A NR 36, assim como outras normas, tem o objetivo de garantir a segurança e a saúde dos trabalhadores, bem como a proteção do meio ambiente. Desde o ano passado, porém, as normas passam por revisão no governo de Jair Bolsonaro (sem partido).

Na agenda de 2021 do governo federal, divulgada em dezembro do ano passado pela Comissão Tripartite Paritária Permanente (CTPP), consta que ao todo 22 normas serão revisadas entre fevereiro e dezembro deste ano.

Em agosto, está agendada a discussão sobre a NR 36, norma que traça requisitos para o controle, monitoramento e avaliação dos riscos nas indústrias de abate e processamento de carnes e derivados, com o objetivo de garantir a segurança, a saúde e a qualidade de vida no ambiente de trabalho.

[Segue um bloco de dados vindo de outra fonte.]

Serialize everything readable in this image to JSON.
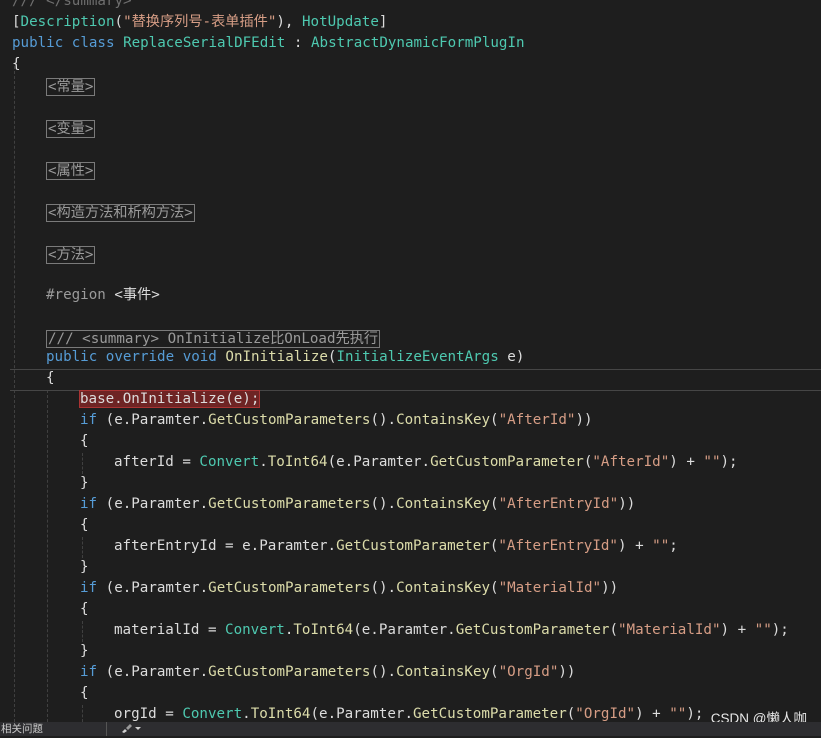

A última grande discussão sobre o tema ocorreu nesta quinta-feira (11) entre entidades sindicais, governo e representantes do Ministério Público do Trabalho. Outras agendas e mobilizações estão previstas para fevereiro e os meses seguintes.

Presidente da Confederação Brasileira Democrática dos Trabalhadores nas Indústrias de Alimentação (Contac-CUT), Nelson Morelli lembra que a NR 36 representa uma conquista alcançada após muitos anos de debate sobre o adoecimento dos funcionários nos frigoríficos.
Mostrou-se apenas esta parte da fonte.